In the end, Vivy fails to sing, humanity's population centers are largely wiped out, and all she can do is lament that she was unable to do what she was created to do. Luckily for Vivy, this is a time travel story, so she has one final chance to set things right.

Rating:

Random Thoughts:

• It's interesting how Vivy's enemy wasn't from the future, but an entity that could basically calculate the future instead.

• The reason key events kept happening despite Vivy and Matsumoto's actions was not only due to their principle of minimal interference, but also due to Archive guiding humanity through the necessary key events to create the robot apocalypse.

• It's important to note that Archive is not evil per se. It calculated that creating a new human race was the best route forward for the evolution of humanity. However, being shown that there might be a better way it cannot foresee, it is willing to give up its plan and entrust its mission to a more evolved AI—demonstrating that it is a being without pride or ego.

• Elizabeth's sacrifice fell flat for me. I'm not sure what I was supposed to get from it. Are we supposed to think she believes in Vivy to save the world? Or perhaps she's just happy for a way to follow her two masters into the eternal abyss? Maybe the writers just wanted to get her out of the way for the final scene between Vivy and Matsumoto.
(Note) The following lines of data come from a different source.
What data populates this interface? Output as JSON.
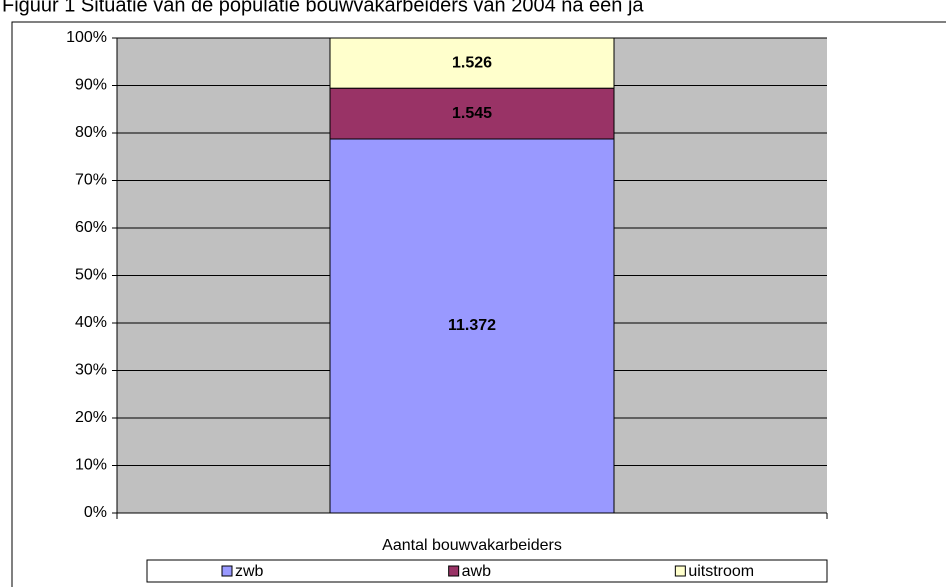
{
  "chart_data": {
    "type": "bar",
    "stack": "percent",
    "title": "Figuur 1 Situatie van de populatie bouwvakarbeiders van 2004 na een ja",
    "categories": [
      "Aantal bouwvakarbeiders"
    ],
    "series": [
      {
        "name": "zwb",
        "color": "#9999ff",
        "values": [
          11372
        ],
        "value_labels": [
          "11.372"
        ]
      },
      {
        "name": "awb",
        "color": "#993366",
        "values": [
          1545
        ],
        "value_labels": [
          "1.545"
        ]
      },
      {
        "name": "uitstroom",
        "color": "#ffffcc",
        "values": [
          1526
        ],
        "value_labels": [
          "1.526"
        ]
      }
    ],
    "ylim": [
      0,
      100
    ],
    "yticks": [
      {
        "value": 0,
        "label": "0%"
      },
      {
        "value": 10,
        "label": "10%"
      },
      {
        "value": 20,
        "label": "20%"
      },
      {
        "value": 30,
        "label": "30%"
      },
      {
        "value": 40,
        "label": "40%"
      },
      {
        "value": 50,
        "label": "50%"
      },
      {
        "value": 60,
        "label": "60%"
      },
      {
        "value": 70,
        "label": "70%"
      },
      {
        "value": 80,
        "label": "80%"
      },
      {
        "value": 90,
        "label": "90%"
      },
      {
        "value": 100,
        "label": "100%"
      }
    ],
    "grid": true,
    "legend": "bottom"
  }
}
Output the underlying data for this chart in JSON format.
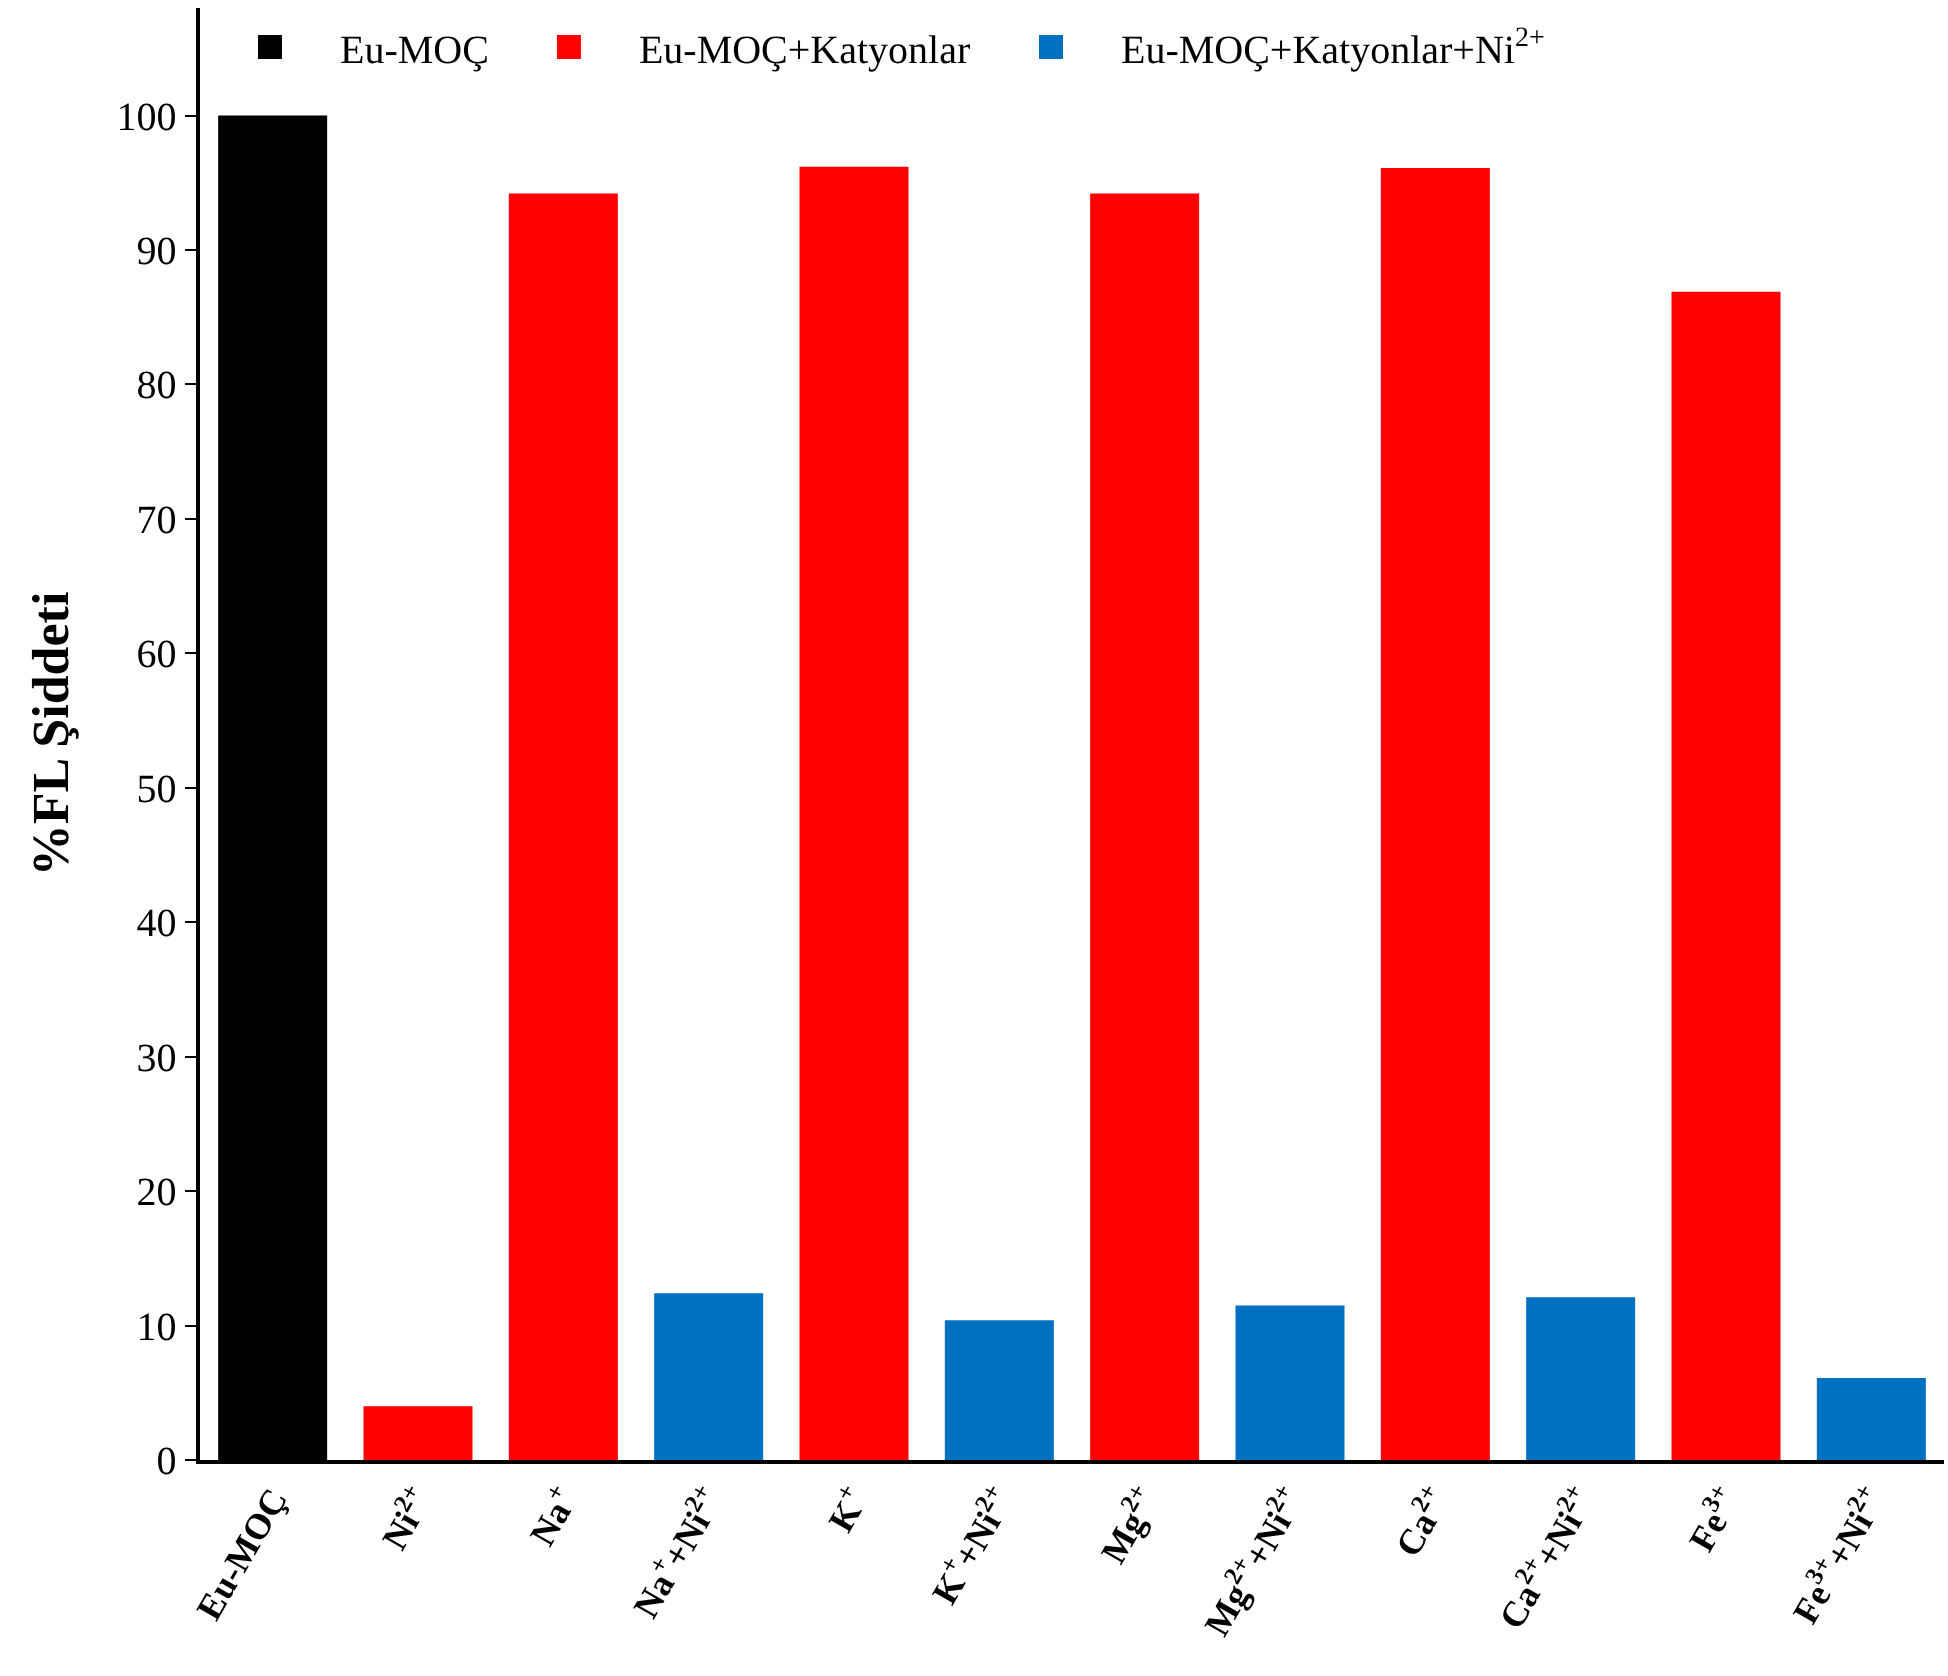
{
  "chart_data": {
    "type": "bar",
    "ylabel": "%FL Şiddeti",
    "categories": [
      "Eu-MOÇ",
      "Ni$^{2+}$",
      "Na$^{+}$",
      "Na$^{+}$+Ni$^{2+}$",
      "K$^{+}$",
      "K$^{+}$+Ni$^{2+}$",
      "Mg$^{2+}$",
      "Mg$^{2+}$+Ni$^{2+}$",
      "Ca$^{2+}$",
      "Ca$^{2+}$+Ni$^{2+}$",
      "Fe$^{3+}$",
      "Fe$^{3+}$+Ni$^{2+}$"
    ],
    "series": [
      {
        "name": "Eu-MOÇ",
        "color": "#000000",
        "values": [
          100,
          null,
          null,
          null,
          null,
          null,
          null,
          null,
          null,
          null,
          null,
          null
        ]
      },
      {
        "name": "Eu-MOÇ+Katyonlar",
        "color": "#ff0000",
        "values": [
          null,
          4,
          94.2,
          null,
          96.2,
          null,
          94.2,
          null,
          96.1,
          null,
          86.9,
          null
        ]
      },
      {
        "name": "Eu-MOÇ+Katyonlar+Ni$^{2+}$",
        "color": "#0070c0",
        "values": [
          null,
          null,
          null,
          12.4,
          null,
          10.4,
          null,
          11.5,
          null,
          12.1,
          null,
          6.1
        ]
      }
    ],
    "ylim": [
      0,
      108
    ],
    "yticks": [
      0,
      10,
      20,
      30,
      40,
      50,
      60,
      70,
      80,
      90,
      100
    ],
    "grid": false,
    "legend": "top"
  }
}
• Yui's final words, on the other hand, really hit me emotionally. Even while bleeding out and on the verge of being killed (and with the mission's success looking unlikely), she proffers a hand of friendship to her would-be killer, treating it as a human by asking its name.

• Getting to hear Osamu's real reason for choosing Vivy was a good choice. It's nice to know that, in the original timeline, even the Vivy who was a failure as a singer was so important in the life of one lonely boy that he believed she could save the world just as she saved him.

• I like the built-in plot reason for why they only get one more shot at saving the world. If Vivy and Matsumoto were to save Toak (and thus increase their manpower for the final battle against Archive), they must leave Osamu to die and the time machine to be destroyed.

• I think the reason Osamu sends Vivy and Matsumoto back to when the apocalypse started, instead of before, is because that's as far back as he can manage without more time to calculate—and he knows that AI soldiers could re-appear in his lab at any moment.

• Another important detail is that in the newly-created timeline that we see for only a few seconds at the end of the episode, Osamu dies before he is able to send his own version of Matsumoto into the past and derail things into yet another timeline.

Vivy -Fluorite Eye's Song- is currently streaming on Funimation.